[Virtual patch] Unauthorized access vulnerabilities in Oracle WebLogic servers (CVE-2020-14882 and CVE- 2020-14883) - Security Notification| Alibaba Cloud Documentation Center

On October 20, 2020, Oracle released its Critical Patch Update that contains fixes for multiple critical vulnerabilities with a Common Vulnerability Scoring System (CVSS) score of 9.8. The vulnerabilities include unauthorized access vulnerabilities in Oracle WebLogic servers (CVE-2020-14882 and CVE- 2020-14883).
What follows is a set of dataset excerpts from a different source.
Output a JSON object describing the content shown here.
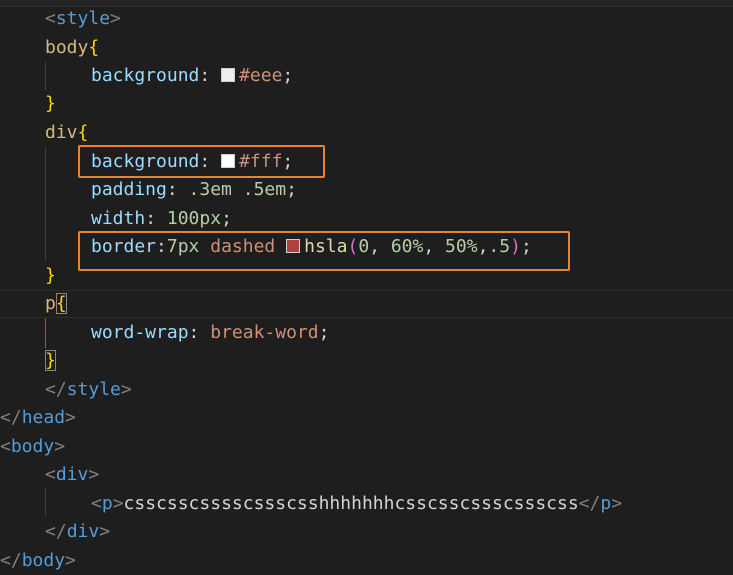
{
  "editor": {
    "lines": {
      "style_open": "style",
      "body_selector": "body",
      "body_background_prop": "background",
      "body_background_value": "#eee",
      "div_selector": "div",
      "div_background_prop": "background",
      "div_background_value": "#fff",
      "div_padding_prop": "padding",
      "div_padding_value1": ".3em",
      "div_padding_value2": ".5em",
      "div_width_prop": "width",
      "div_width_value": "100px",
      "div_border_prop": "border",
      "div_border_width": "7px",
      "div_border_style": "dashed",
      "div_border_fn": "hsla",
      "div_border_arg1": "0",
      "div_border_arg2": "60%",
      "div_border_arg3": "50%",
      "div_border_arg4": ".5",
      "p_selector": "p",
      "p_wrap_prop": "word-wrap",
      "p_wrap_value": "break-word",
      "style_close": "style",
      "head_close": "head",
      "body_open": "body",
      "div_open": "div",
      "p_tag": "p",
      "p_text": "csscsscsssscssscsshhhhhhhcsscsscssscssscss",
      "p_close": "p",
      "div_close": "div",
      "body_close": "body"
    },
    "swatch_colors": {
      "eee": "#eeeeee",
      "fff": "#ffffff",
      "hsla": "#b34040"
    },
    "highlight_color": "#e8842b"
  }
}
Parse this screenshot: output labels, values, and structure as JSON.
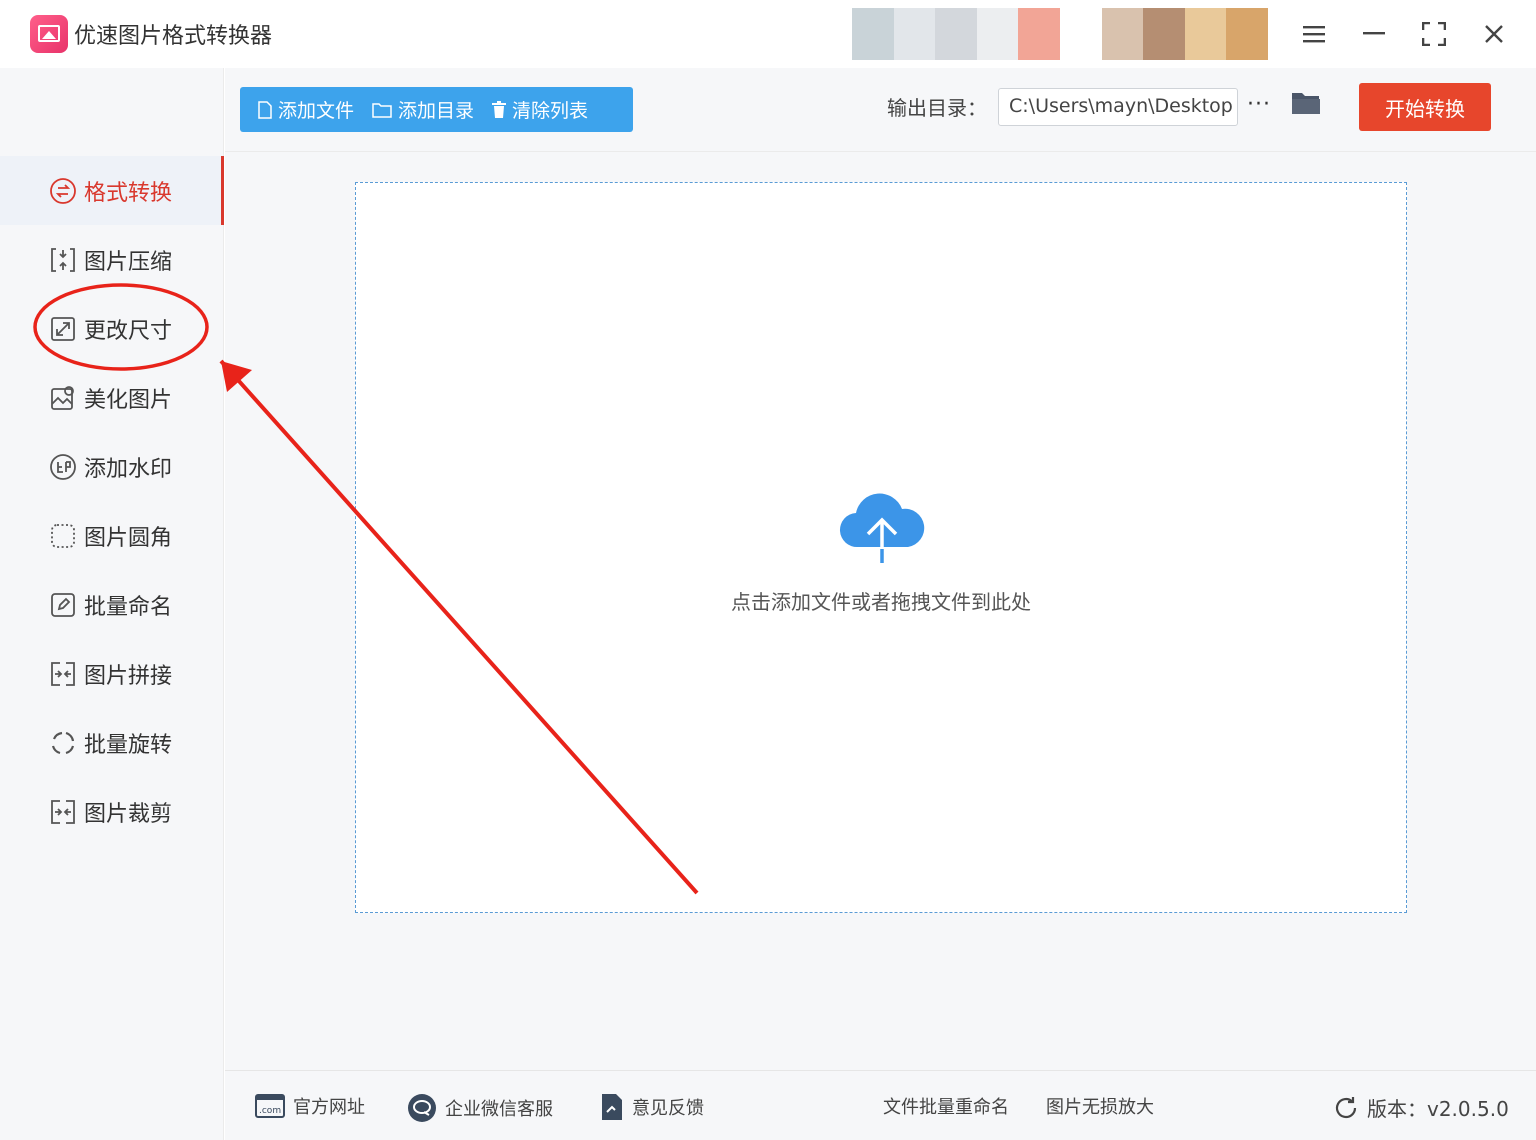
{
  "app": {
    "title": "优速图片格式转换器"
  },
  "window_controls": [
    "menu-icon",
    "minimize-icon",
    "maximize-icon",
    "close-icon"
  ],
  "sidebar": {
    "items": [
      {
        "label": "格式转换",
        "icon": "format-convert-icon",
        "active": true
      },
      {
        "label": "图片压缩",
        "icon": "compress-icon"
      },
      {
        "label": "更改尺寸",
        "icon": "resize-icon"
      },
      {
        "label": "美化图片",
        "icon": "beautify-icon"
      },
      {
        "label": "添加水印",
        "icon": "watermark-icon"
      },
      {
        "label": "图片圆角",
        "icon": "rounded-corner-icon"
      },
      {
        "label": "批量命名",
        "icon": "rename-icon"
      },
      {
        "label": "图片拼接",
        "icon": "stitch-icon"
      },
      {
        "label": "批量旋转",
        "icon": "rotate-icon"
      },
      {
        "label": "图片裁剪",
        "icon": "crop-icon"
      }
    ]
  },
  "toolbar": {
    "add_file": "添加文件",
    "add_folder": "添加目录",
    "clear_list": "清除列表",
    "output_label": "输出目录：",
    "output_path": "C:\\Users\\mayn\\Desktop",
    "more": "···",
    "start": "开始转换"
  },
  "dropzone": {
    "hint": "点击添加文件或者拖拽文件到此处"
  },
  "footer": {
    "website": "官方网址",
    "wechat_service": "企业微信客服",
    "feedback": "意见反馈",
    "batch_rename": "文件批量重命名",
    "lossless_enlarge": "图片无损放大",
    "version": "版本：v2.0.5.0"
  },
  "colors": {
    "accent_blue": "#3da3ec",
    "start_red": "#e7462c",
    "active_red": "#d9382d",
    "annotation_red": "#e8231a"
  }
}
Unauthenticated attackers can exploit these vulnerabilities to take over WebLogic servers and implement remote code execution.

Scope of impact:

WebLogic 12.2.1.3.0
WebLogic 12.2.1.4.0
WebLogic 14.1.1.0.0
WebLogic 10.3.6.0.0
WebLogic 12.2.1.3.0

Risk level: high

Rule-based defense: A virtual patch is available in the Cloud Firewall console to defend against this vulnerability.

Security suggestions:

Use the virtual patch function of Cloud Firewall.
You can use this function to fix the vulnerabilities. We recommend that you enable the virtual patch with the ID of 10005295. Alternatively, you can search for CVE-2020-14882 or CVE- 2020-14883 to find the virtual patch. For more information, see Intrusion prevention.
Other security suggestions:
- Disable T3.
- Disable Internet Inter-ORB Protocol (IIOP).
- Forbid access to /console/console.portal in the backend.
- Install official security patches.